6/10
The Easy Sophistication Of 1916's Movies
22 December 2020
I will not bother giving my usual plot synopsis; Oscar Wilde's story is familiar, and this is the third movie version. The first feature-length version would appear the year after Thanhouser's two-reel release.

Harris Gordon plays Dorian Gray in this version. His performance is broad, but the fantastic, gothic nature of the tale pretty well demands it. If even Spencer Tracy overacted as the star of the similarly themed DOCTOR JEKYLL AND MR. HYDE, Gordon's performance looks subtle for 1915.
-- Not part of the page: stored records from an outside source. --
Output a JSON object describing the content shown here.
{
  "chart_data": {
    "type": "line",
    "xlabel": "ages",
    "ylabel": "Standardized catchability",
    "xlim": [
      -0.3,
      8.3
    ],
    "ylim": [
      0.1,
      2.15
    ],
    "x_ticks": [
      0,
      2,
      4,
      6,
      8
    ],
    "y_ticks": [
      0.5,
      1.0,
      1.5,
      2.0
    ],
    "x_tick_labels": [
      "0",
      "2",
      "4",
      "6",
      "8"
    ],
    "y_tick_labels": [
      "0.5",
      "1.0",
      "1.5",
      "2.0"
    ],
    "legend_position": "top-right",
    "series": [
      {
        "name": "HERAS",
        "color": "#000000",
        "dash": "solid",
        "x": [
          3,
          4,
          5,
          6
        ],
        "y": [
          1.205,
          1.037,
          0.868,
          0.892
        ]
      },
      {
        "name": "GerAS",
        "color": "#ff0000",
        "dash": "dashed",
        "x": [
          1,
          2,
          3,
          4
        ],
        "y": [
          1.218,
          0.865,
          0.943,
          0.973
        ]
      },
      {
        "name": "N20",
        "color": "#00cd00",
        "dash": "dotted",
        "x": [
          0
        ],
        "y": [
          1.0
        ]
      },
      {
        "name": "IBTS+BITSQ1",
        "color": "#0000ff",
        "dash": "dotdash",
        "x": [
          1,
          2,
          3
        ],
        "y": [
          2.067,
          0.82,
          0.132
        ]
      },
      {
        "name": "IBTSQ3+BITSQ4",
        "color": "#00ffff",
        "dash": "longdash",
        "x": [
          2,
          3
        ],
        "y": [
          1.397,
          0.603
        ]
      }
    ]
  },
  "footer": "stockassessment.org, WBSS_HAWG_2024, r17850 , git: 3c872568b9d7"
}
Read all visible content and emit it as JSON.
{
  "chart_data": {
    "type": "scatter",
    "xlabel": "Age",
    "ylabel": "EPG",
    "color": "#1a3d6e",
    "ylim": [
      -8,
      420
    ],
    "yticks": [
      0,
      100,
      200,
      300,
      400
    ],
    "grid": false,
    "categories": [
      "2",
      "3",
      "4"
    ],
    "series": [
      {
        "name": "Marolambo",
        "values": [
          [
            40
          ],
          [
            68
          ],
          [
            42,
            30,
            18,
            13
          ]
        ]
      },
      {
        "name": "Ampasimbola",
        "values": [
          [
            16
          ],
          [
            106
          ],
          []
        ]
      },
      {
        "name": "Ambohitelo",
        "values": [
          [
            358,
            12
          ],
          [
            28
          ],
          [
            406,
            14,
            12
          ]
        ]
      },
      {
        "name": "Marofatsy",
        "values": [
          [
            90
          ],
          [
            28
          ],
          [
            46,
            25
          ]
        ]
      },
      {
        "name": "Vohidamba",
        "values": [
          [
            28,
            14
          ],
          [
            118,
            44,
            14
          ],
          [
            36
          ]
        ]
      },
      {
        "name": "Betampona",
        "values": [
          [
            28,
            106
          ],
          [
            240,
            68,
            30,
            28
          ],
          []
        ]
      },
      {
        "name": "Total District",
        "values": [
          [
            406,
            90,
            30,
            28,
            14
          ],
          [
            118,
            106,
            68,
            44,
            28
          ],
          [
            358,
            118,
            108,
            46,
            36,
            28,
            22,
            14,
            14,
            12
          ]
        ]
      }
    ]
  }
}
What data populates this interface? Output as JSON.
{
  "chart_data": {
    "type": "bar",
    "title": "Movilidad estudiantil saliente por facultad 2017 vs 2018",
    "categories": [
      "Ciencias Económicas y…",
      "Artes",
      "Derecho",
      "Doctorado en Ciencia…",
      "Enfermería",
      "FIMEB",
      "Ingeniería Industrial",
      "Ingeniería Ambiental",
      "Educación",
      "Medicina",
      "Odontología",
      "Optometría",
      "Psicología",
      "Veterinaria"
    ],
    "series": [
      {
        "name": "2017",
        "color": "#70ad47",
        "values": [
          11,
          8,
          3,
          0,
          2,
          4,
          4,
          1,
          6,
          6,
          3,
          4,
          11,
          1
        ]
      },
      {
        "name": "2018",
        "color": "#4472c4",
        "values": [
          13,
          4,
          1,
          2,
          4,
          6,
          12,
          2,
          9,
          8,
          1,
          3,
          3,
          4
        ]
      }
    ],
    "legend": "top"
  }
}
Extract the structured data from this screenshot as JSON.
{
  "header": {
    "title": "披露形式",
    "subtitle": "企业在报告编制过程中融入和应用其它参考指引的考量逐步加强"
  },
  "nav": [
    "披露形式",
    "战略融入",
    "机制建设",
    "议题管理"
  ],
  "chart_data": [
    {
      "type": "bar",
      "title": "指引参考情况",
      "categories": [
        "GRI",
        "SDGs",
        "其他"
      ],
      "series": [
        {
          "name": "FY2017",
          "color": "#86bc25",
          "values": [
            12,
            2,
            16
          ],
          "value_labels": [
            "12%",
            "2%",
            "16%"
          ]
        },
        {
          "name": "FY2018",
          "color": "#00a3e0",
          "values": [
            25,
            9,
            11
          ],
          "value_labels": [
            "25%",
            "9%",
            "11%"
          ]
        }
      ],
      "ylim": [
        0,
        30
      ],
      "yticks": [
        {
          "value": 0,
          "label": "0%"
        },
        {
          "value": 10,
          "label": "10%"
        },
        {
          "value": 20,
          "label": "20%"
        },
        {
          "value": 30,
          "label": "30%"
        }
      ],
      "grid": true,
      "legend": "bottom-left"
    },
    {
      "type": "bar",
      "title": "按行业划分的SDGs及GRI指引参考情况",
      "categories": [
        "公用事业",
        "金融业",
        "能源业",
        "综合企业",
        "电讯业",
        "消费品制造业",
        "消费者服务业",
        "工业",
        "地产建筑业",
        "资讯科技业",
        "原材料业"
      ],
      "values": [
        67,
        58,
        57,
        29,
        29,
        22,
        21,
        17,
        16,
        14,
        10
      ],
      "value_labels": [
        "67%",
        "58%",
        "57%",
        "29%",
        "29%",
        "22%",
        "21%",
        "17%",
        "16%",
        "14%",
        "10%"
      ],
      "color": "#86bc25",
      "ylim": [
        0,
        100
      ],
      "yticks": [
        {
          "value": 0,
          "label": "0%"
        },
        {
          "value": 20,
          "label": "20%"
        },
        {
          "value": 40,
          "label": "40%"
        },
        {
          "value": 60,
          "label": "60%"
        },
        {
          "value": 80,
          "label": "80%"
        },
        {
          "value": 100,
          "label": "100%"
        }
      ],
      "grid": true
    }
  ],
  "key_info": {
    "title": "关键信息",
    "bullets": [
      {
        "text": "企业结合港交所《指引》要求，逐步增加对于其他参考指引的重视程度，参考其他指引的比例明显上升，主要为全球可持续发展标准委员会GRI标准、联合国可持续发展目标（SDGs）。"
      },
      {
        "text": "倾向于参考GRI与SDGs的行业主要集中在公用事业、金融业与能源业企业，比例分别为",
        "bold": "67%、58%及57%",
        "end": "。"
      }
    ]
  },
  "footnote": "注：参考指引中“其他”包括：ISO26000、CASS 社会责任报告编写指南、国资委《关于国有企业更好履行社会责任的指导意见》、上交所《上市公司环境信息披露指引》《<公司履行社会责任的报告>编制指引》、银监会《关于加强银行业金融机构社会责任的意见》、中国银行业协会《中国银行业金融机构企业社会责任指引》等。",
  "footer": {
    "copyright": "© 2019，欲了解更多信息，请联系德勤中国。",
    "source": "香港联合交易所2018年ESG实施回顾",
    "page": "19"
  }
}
It is in the details of set and camerawork under director Eugene Moore and his crew that the duality of Gray's nature are subtly revealed; the scenes where Gordon is watching his love, Helen Fulton, perform on stage, has the audience watching Gordon in the foreground react to Miss Fulton in the background -- a commonplace at Thanhouser, though still uncommon today. It quickly becomes apparent that he wishes to make love to Juliet, to Rosalind, to the infinite variety of women that the actress portrays. When the presence of the man she loves causes her to falter, he abandons her. He wants many women, many experiences, all at no cost to him. He lives agelessly in public, while the portrait -- his real self -- ages and grows debilitated.

It's a visual sophistication that modern moviemakers have lost, or perhaps abandoned. Pity.